Multicenter evaluation of the efficacy and safety of sustained-release diltiazem hydrochloride for the treatment of hypertension.

In a double-blind study, patients with mild-to-moderate hypertension were randomly assigned to receive placebo or increasing daily doses of a new sustained-release formulation of diltiazem: 180 mg, 360 mg, and 540 mg, each once daily for two weeks.
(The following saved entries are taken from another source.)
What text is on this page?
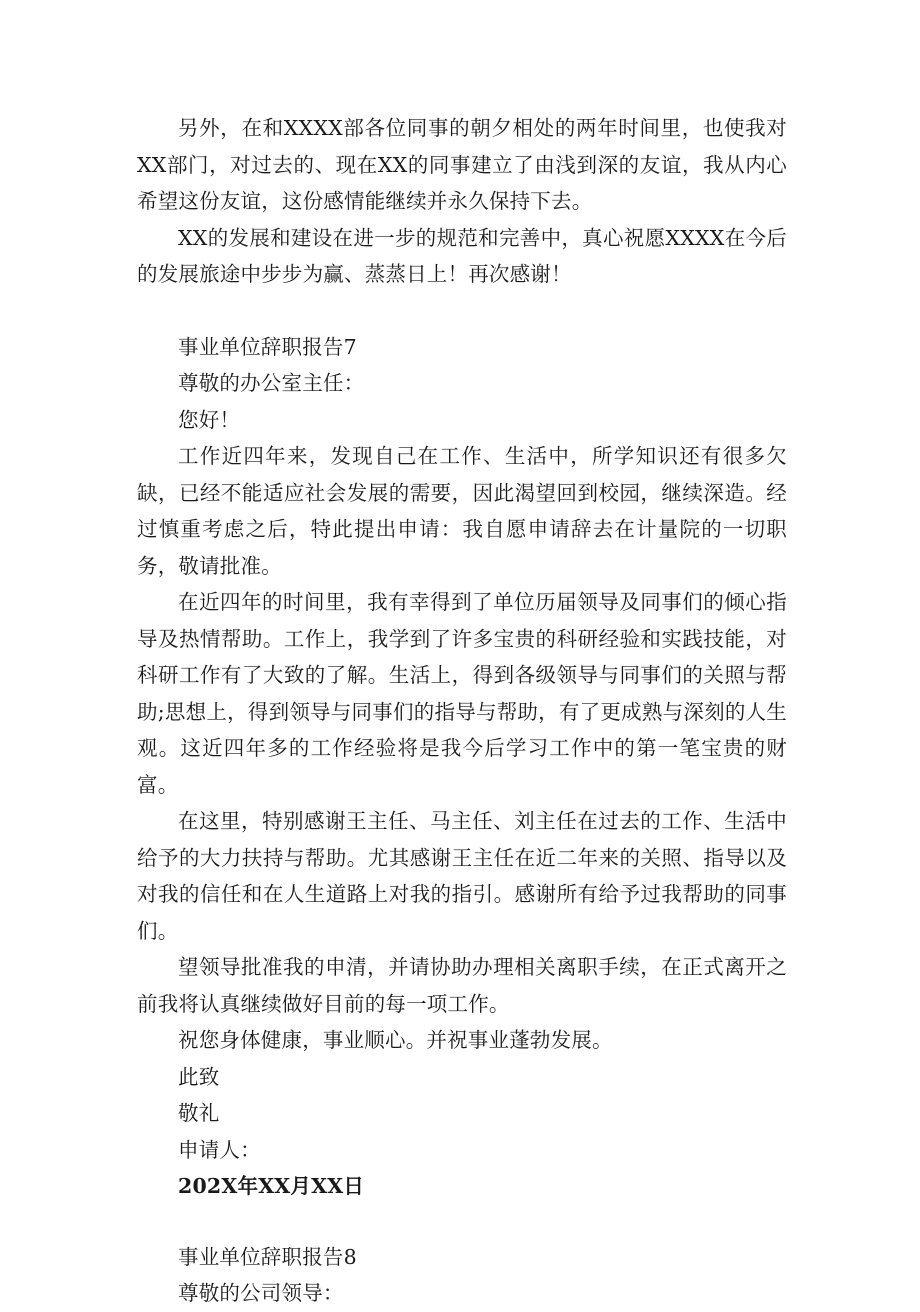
另外，在和XXXX部各位同事的朝夕相处的两年时间里，也使我对XX部门，对过去的、现在XX的同事建立了由浅到深的友谊，我从内心希望这份友谊，这份感情能继续并永久保持下去。

XX的发展和建设在进一步的规范和完善中，真心祝愿XXXX在今后的发展旅途中步步为赢、蒸蒸日上！再次感谢！

事业单位辞职报告7

尊敬的办公室主任：

您好！

工作近四年来，发现自己在工作、生活中，所学知识还有很多欠缺，已经不能适应社会发展的需要，因此渴望回到校园，继续深造。经过慎重考虑之后，特此提出申请：我自愿申请辞去在计量院的一切职务，敬请批准。

在近四年的时间里，我有幸得到了单位历届领导及同事们的倾心指导及热情帮助。工作上，我学到了许多宝贵的科研经验和实践技能，对科研工作有了大致的了解。生活上，得到各级领导与同事们的关照与帮助;思想上，得到领导与同事们的指导与帮助，有了更成熟与深刻的人生观。这近四年多的工作经验将是我今后学习工作中的第一笔宝贵的财富。

在这里，特别感谢王主任、马主任、刘主任在过去的工作、生活中给予的大力扶持与帮助。尤其感谢王主任在近二年来的关照、指导以及对我的信任和在人生道路上对我的指引。感谢所有给予过我帮助的同事们。

望领导批准我的申清，并请协助办理相关离职手续，在正式离开之前我将认真继续做好目前的每一项工作。

祝您身体健康，事业顺心。并祝事业蓬勃发展。

此致

敬礼

申请人：

202X年XX月XX日

事业单位辞职报告8

尊敬的公司领导：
The numbers of evaluable patients were 26 in the placebo group and 81 in the diltiazem group at week 2, 24 and 75 at week 4, and 23 and 65 at week 6. Changes from baseline in mean supine trough (before drug administration) systolic/diastolic blood pressures were +1.3/-2.7 mmHg after placebo and -4.7/-6.1 mmHg after diltiazem at week 2; -0.1/-1.7 mmHg after placebo and -7.2/-9.3 mmHg after diltiazem at week 4; and +0.4/-1.7 mmHg after placebo and -6.7/-10.2 mmHg after diltiazem at week 6. The changes were significantly greater after diltiazem than placebo. Increasing the daily dose of diltiazem from 360 mg to 540 mg produced more than proportional increases in mean plasma diltiazem concentrations but only minimal further reductions in blood pressure. Similar rates of adverse experiences were reported by the diltiazem-treated and placebo patients. Treatment was withdrawn in two diltiazem-treated patients because of abnormal electrocardiographic (ECG) changes that were considered to be related to the drug: elevated ST segment in one and first-degree atrioventricular block in the other. No other treatment-related ECG changes were noted. It is concluded that this new once-daily formulation of diltiazem is safe and effective in the treatment of mild-to-moderate hypertension.